BJ’s coach: Never in 1,000,000 years would I develop that style
Fans are drawn to mixed martial arts for those moments that make the crowd gasp “WOLY F@$%ING %#!T!!?!”
Sunday night at the TUF 19 Finale fans had a different reaction as BJ Penn assumed precious little offense from an upright stance vs. Frankie Edgar – “WHAT THE F@$%??!?”
Penn's long time coach Jason Parillo appeared recently on The MMA Hour and said that he was confused too.
Some suggested that the cut to 145, BJ's first in his career was potentially the cause of the poor showing. However, Parillo said he noticed the new stand up style during the filming of TUF 19, and offered his opinion, but said Penn was confident in it. So, not wanting to harm a friendship, Parillo let it go.
“I got called a week before the fight to work his corner for the fight, so I, myself, hadn't spent time in camp at all with B.J. … I answered yes automatically because he's my friend. So I didn't know. They explained to me kind of the gameplan the week of the fight, and I was actually rooming with his boxing coach the whole week, so I was listening to him, talking to him about what they were doing. At that point, it's not my position to make any adjustments, like, ‘no, no, no, let's do this, let's do that,' because it's too late for that. It's too late. He's been doing this s— for two years. What, am I going to come in the week of the fight and change a whole gameplan? Change a whole style around? That's not going to happen, nor does B.J. want me to make that happen.”
“Everybody and their mother is calling me up going, what the f—? They're going, what the f—, Jay? Was is that? And I'm like, I don't know… But you know, that's B.J. B.J. gets something set in his head and he likes it, and apparently it was working for him in the gym, so he wanted to go from there.
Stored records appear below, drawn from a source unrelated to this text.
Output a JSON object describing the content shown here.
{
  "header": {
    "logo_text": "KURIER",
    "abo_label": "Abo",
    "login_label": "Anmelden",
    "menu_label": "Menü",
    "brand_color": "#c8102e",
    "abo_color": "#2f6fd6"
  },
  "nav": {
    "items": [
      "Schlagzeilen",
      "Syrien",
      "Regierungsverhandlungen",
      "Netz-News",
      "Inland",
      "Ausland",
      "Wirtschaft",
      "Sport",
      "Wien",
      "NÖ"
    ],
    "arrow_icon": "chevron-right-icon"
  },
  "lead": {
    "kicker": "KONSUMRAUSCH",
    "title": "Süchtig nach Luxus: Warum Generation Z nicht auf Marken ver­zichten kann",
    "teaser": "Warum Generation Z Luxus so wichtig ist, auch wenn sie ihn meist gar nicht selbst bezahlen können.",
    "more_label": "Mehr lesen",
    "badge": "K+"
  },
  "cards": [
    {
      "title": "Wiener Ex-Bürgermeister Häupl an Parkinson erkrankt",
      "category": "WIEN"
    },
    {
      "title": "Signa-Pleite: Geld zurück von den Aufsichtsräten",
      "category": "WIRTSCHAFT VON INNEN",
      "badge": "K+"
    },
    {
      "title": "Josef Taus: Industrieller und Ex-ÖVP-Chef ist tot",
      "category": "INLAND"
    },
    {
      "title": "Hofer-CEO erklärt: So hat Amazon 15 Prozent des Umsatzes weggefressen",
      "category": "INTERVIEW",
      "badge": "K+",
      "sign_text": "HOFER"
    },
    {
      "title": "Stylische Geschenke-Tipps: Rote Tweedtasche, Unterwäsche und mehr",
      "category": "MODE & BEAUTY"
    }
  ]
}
“I wanted him bending his knees. It's called sitting down on your punch in boxing, and that way you can use your legs to help with your head movement, help with your footwork, help with all this stuff. He just says he doesn't like that style anymore because it made him too tired. So at the end of the day, what can I do? He's my friend and I've got to support him. I always have and I always will.”
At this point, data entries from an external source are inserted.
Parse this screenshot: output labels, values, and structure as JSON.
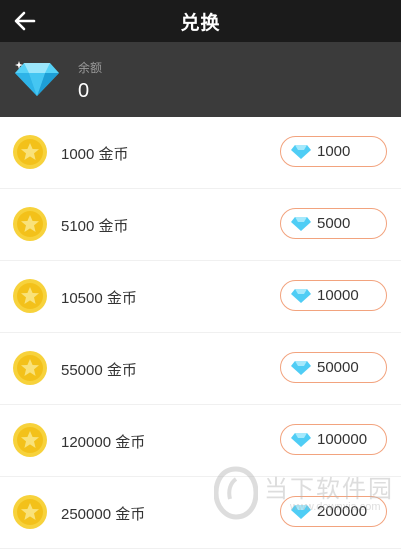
{
  "header": {
    "title": "兑换",
    "back_icon": "arrow-left-icon"
  },
  "balance": {
    "label": "余额",
    "value": "0",
    "icon": "diamond-icon"
  },
  "items": [
    {
      "gold": "1000 金币",
      "cost": "1000"
    },
    {
      "gold": "5100 金币",
      "cost": "5000"
    },
    {
      "gold": "10500 金币",
      "cost": "10000"
    },
    {
      "gold": "55000 金币",
      "cost": "50000"
    },
    {
      "gold": "120000 金币",
      "cost": "100000"
    },
    {
      "gold": "250000 金币",
      "cost": "200000"
    }
  ],
  "watermark": {
    "text": "当下软件园",
    "url": "www.downxia.com"
  },
  "colors": {
    "topbar": "#1b1b1b",
    "balance_bg": "#3b3b3b",
    "button_border": "#f2a37e",
    "coin": "#f5c518",
    "diamond": "#3fc4f3"
  }
}
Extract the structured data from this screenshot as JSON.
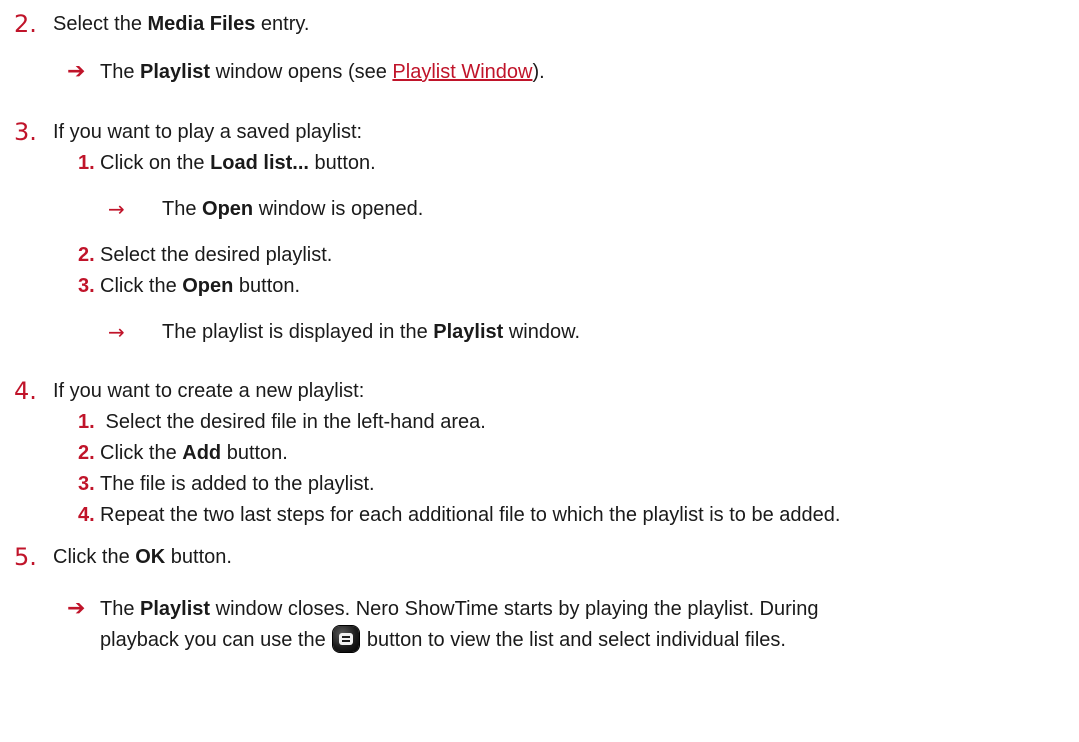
{
  "step2": {
    "num": "2.",
    "pre": "Select the ",
    "bold": "Media Files",
    "post": " entry.",
    "result": {
      "arrow": "➔",
      "pre": "The ",
      "bold": "Playlist",
      "mid": " window opens (see ",
      "link": "Playlist Window",
      "post": ")."
    }
  },
  "step3": {
    "num": "3.",
    "text": "If you want to play a saved playlist:",
    "sub1": {
      "num": "1.",
      "pre": "Click on the ",
      "bold": "Load list...",
      "post": " button.",
      "result": {
        "arrow": "→",
        "pre": "The ",
        "bold": "Open",
        "post": " window is opened."
      }
    },
    "sub2": {
      "num": "2.",
      "text": "Select the desired playlist."
    },
    "sub3": {
      "num": "3.",
      "pre": "Click the ",
      "bold": "Open",
      "post": " button.",
      "result": {
        "arrow": "→",
        "pre": "The playlist is displayed in the ",
        "bold": "Playlist",
        "post": " window."
      }
    }
  },
  "step4": {
    "num": "4.",
    "text": "If you want to create a new playlist:",
    "sub1": {
      "num": "1.",
      "text": " Select the desired file in the left-hand area."
    },
    "sub2": {
      "num": "2.",
      "pre": "Click the ",
      "bold": "Add",
      "post": " button."
    },
    "sub3": {
      "num": "3.",
      "text": "The file is added to the playlist."
    },
    "sub4": {
      "num": "4.",
      "text": "Repeat the two last steps for each additional file to which the playlist is to be added."
    }
  },
  "step5": {
    "num": "5.",
    "pre": "Click the ",
    "bold": "OK",
    "post": " button.",
    "result": {
      "arrow": "➔",
      "pre": "The ",
      "bold": "Playlist",
      "line1_post": " window closes. Nero ShowTime starts by playing the playlist. During",
      "line2_pre": "playback you can use the ",
      "icon": "playlist-button-icon",
      "line2_post": " button to view the list and select individual files."
    }
  },
  "colors": {
    "accent": "#c0142a",
    "text": "#1a1a1a"
  }
}
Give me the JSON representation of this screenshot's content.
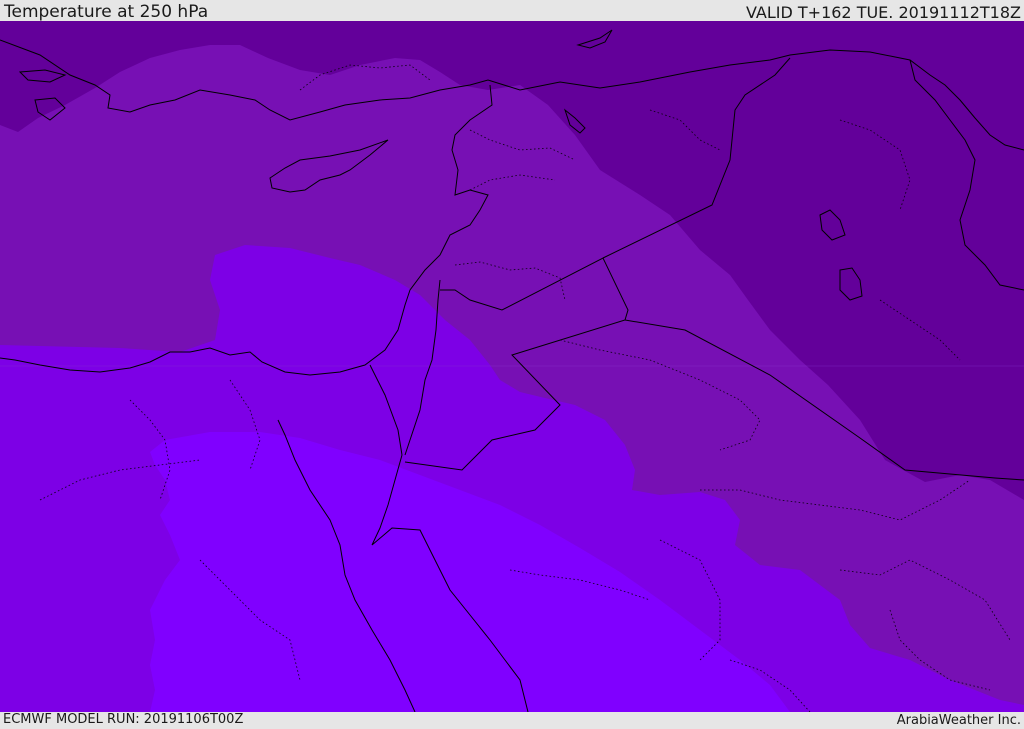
{
  "header": {
    "title": "Temperature at 250 hPa",
    "valid_time": "VALID T+162 TUE. 20191112T18Z"
  },
  "footer": {
    "model_run": "ECMWF MODEL RUN: 20191106T00Z",
    "credit": "ArabiaWeather Inc."
  },
  "map": {
    "region": "Eastern Mediterranean / Middle East",
    "field": "temperature",
    "colors": {
      "coldest": "#63009a",
      "cold": "#7710b4",
      "mid": "#7d00e6",
      "warmest": "#8000ff",
      "border": "#000000"
    }
  }
}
“In hindsight, let me tell you this. I come from the game of boxing, okay? Any fighter, any great ex-champion that decides to retire and then wants to make a comeback, two years later they want to make a comeback, their management, their promoters, whoever it is… usually if you're a manager, your main job you do is to shake the rust off this kid. You don't put him in there with the No. 2 guy in the world… It doesn't make sense.”
“That goes back to how a fighter is handled. It's always going to go back to that. You've still got to protect your guy, but B.J. steers his own ship most of the time. B.J., it's hard, he's not a guy who really… he likes that challenge. Who's the best? F—, I want to fight that guy. ‘Who's the best? Oh, Cain Velasquez? I want to fight him.' He's 230 pounds, B.J. ‘I know! F— him! I'll kick his f—ing ass!' That's part of why everybody f—ing loves him, let's be honest. But yes, I do believe he could've had a way better stretch.”